Historical records are the major reason. Writings, after all, tend to be disseminated by rulers and others in dominant positions to control and govern. Sure enough, most of the historical documents that remain to this day deal with matters of control, governance, and politics. The samurai were dominant in the Edo period, and samurai were all men. Of course, they had wives and daughters, but women never held political offices. Hence, the overwhelming majority of historical documents were written by—and from the perspective of—the samurai and officials, who were all men.
The samurai were supported by the annual taxes levied on peasant villages. Most villages comprised small farming families. Those who lived near the sea or mountains generally eked out a livelihood by fishing or forestry, but with little technology available, these were demanding occupations requiring considerable strength. As a result, peasant families were generally headed by men, and the village officials who carried out the business of the lord of their domain and who governed the village were also all men. Voluminous documents were drafted in the early modern period, generally written by the men who served as village officials.
The situation was much the same for those who lived in the towns and cities. This was because, like the samurai and peasants, they were organized into households (ie) headed by men and maintained through patrilineal succession. Townspeople included merchants and craftsmen. Traditionally, merchants undertook a degree of risk by going to remote areas to do business, and craftsmen also traveled and undertook heavy work. Even as they settled permanently in the towns, men remained the head of household and carried on the family businesses. This same period saw a gradual increase in opportunities for women to earn cash income through "wage work," such as laundry, miscellaneous tasks, petty trades, and weaving.
In a society where importance was placed on the household and village, on military might and hard labor, men monopolized public offices, leaving historical records that tended to obscure the existence of women. That is not to say, of course, that scenes in which women appear cannot be highlighted. Certainly, there have been histories written about women. The question is whether it is possible to secure a new perspective on early modern Japanese society by revealing the women who lived in those times and the roles they played. Highlighting the presence and role of women beyond the male-centric historical records that are left to us is a task requiring a level of expertise that can only be achieved with a thorough knowledge of the politics, economics, society, and historical documents of the time.

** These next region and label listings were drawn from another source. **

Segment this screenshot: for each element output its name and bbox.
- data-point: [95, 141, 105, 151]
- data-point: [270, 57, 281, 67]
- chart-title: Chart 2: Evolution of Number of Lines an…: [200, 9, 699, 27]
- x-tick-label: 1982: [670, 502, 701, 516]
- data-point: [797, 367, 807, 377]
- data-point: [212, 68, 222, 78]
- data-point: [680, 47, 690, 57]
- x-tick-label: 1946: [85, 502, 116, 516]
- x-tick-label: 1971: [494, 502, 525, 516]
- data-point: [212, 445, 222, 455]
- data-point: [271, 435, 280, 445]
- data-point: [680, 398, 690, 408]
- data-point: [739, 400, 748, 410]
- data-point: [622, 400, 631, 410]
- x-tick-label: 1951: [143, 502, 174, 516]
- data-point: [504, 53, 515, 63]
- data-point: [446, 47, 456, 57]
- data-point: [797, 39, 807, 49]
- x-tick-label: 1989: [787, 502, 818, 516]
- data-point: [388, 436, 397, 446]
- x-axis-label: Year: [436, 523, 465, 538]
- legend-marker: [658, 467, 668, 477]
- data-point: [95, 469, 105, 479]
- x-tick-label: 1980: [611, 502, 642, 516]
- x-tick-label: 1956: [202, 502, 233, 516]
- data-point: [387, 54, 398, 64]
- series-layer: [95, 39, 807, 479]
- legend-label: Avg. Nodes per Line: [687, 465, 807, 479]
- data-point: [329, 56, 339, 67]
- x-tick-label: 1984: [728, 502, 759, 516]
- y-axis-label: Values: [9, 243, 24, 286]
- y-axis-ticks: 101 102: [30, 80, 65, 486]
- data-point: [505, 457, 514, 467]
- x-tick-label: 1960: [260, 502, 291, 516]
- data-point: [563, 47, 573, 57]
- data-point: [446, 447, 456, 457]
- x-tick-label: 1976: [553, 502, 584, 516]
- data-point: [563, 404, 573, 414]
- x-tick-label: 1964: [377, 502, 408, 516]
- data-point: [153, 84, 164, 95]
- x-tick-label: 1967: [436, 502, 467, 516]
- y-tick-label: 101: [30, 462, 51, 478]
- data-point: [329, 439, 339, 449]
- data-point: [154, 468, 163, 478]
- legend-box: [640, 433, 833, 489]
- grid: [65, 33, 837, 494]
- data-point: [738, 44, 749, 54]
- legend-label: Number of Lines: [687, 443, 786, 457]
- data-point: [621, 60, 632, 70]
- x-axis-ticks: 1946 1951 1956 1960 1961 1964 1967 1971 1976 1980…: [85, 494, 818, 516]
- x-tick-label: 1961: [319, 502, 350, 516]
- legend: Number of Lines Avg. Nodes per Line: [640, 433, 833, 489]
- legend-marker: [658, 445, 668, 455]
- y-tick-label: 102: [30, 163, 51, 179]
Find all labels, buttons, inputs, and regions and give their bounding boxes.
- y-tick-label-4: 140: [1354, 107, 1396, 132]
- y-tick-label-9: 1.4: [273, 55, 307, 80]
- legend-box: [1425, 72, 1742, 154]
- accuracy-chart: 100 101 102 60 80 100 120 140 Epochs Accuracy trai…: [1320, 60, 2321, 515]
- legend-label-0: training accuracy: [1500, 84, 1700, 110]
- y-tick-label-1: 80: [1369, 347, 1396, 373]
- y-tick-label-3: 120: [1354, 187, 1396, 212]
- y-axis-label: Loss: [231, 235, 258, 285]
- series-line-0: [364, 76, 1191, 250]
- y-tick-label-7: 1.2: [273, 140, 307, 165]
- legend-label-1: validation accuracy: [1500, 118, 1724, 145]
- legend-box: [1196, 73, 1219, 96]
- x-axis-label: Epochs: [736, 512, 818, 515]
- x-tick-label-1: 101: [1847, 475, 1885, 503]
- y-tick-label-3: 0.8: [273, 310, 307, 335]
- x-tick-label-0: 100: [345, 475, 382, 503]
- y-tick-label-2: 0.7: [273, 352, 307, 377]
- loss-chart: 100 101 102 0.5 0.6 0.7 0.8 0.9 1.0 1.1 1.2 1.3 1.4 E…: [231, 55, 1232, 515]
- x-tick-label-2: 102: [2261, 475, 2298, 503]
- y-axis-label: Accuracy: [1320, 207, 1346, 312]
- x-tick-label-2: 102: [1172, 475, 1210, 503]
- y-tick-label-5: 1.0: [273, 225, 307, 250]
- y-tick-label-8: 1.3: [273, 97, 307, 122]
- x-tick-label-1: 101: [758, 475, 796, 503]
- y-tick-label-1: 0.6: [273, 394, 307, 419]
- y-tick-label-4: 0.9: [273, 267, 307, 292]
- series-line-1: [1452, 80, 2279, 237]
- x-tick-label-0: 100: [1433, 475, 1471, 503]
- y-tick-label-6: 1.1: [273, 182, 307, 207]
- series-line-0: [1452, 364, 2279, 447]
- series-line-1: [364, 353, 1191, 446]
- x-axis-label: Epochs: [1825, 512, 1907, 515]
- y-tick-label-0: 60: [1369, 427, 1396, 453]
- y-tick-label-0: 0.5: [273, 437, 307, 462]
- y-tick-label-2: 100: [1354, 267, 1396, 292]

With the exception of three men, the authors who have contributed to this book are women. All of the authors are leading authorities on the politics, economics, society, religion, diplomacy, and thought of early modern Japanese history. This has made it possible to portray the history of the period in a manner that includes women, rather than expounding on separate histories devoted to women alone. Although written in easy-to-read text and bound as a paperback book, the words in every chapter of this book carry great weight. We hope that readers will take note of the learned depths of each author's text and pay attention to the new perspective on early modern Japanese history that is made possible by focusing on the women of the times.
I should note here that I am a mere usher in this undertaking and confess to a level of tension I have not experienced in other projects due to the distinguished and powerful women right behind me.